We asked him what he missed most about his Jersey boy roots, and Joe’s answer was quick and to the point.
“Pizza,” he said. “And bagels. And people who get the f*** out of the left lane when they’re going slower than the person to their right.”
Now a Los Angeles immigrant, Joe focuses on his creative exploits with reckless abandon. He’s of the opinion that the world is full of limitless opportunities and limitless excuses not to do them. An avid practitioner of parkour - which is really the art of constantly being on the verge of injury - Joe’s personal preference for exercise mostly involves jumping on/over/around things and doing flips. He also flies planes and scuba dives, because why the hell not?
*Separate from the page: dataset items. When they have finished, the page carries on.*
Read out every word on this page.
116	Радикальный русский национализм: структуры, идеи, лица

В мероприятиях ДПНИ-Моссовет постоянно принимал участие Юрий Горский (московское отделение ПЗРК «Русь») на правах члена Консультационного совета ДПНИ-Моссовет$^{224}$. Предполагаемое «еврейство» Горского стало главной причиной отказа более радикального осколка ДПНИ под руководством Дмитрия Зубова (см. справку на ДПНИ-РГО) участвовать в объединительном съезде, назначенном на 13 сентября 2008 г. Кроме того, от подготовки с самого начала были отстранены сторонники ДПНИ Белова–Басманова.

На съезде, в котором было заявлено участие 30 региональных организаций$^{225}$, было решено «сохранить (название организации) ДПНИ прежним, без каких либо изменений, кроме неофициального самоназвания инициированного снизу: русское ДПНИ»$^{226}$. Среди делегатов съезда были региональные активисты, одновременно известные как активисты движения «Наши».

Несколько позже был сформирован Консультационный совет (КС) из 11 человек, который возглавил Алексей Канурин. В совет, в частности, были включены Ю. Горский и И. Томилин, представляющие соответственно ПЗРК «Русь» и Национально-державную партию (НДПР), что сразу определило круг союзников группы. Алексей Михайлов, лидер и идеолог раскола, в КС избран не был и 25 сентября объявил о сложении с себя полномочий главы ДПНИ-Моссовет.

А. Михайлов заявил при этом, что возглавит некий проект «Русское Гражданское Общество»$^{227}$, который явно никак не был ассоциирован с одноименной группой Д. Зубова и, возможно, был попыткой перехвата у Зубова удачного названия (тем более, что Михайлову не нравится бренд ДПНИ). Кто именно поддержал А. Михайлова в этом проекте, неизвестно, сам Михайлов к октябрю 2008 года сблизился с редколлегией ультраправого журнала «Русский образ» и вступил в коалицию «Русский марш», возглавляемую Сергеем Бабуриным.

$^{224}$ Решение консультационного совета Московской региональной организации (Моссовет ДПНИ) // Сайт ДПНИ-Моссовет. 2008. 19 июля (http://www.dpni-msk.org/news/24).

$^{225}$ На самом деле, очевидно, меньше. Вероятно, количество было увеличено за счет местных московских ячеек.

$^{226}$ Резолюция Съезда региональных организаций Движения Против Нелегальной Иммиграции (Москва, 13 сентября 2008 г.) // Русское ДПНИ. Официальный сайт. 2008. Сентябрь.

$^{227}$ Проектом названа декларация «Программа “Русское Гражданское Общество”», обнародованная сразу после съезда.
Despite being quite comfortable in his current pace of work in both voice acting and writing, Joe’s not satisfied with the status quo. He’s already played Nintendo icon Fox McCloud in STAR FOX ZERO: THE BATTLE BEGINS, but there’s more on his bucket list. He’d like to play the voice of Link, from THE LEGEND OF ZELDA, Mario, and a main character from a Shin Megami Tensei game, all of whom have absolutely no dialog. He’d also like to write bigger books with more words that have more syllables.
Only the future will tell what’s in store for Joe Zieja. For now, we must bid farewell to this strange creature, and hope he stays mostly contained in his 3’x5’ box.
“Seriously,” Joe said by way of goodbye, “you’re driving a Prius. Get out of the left lane.”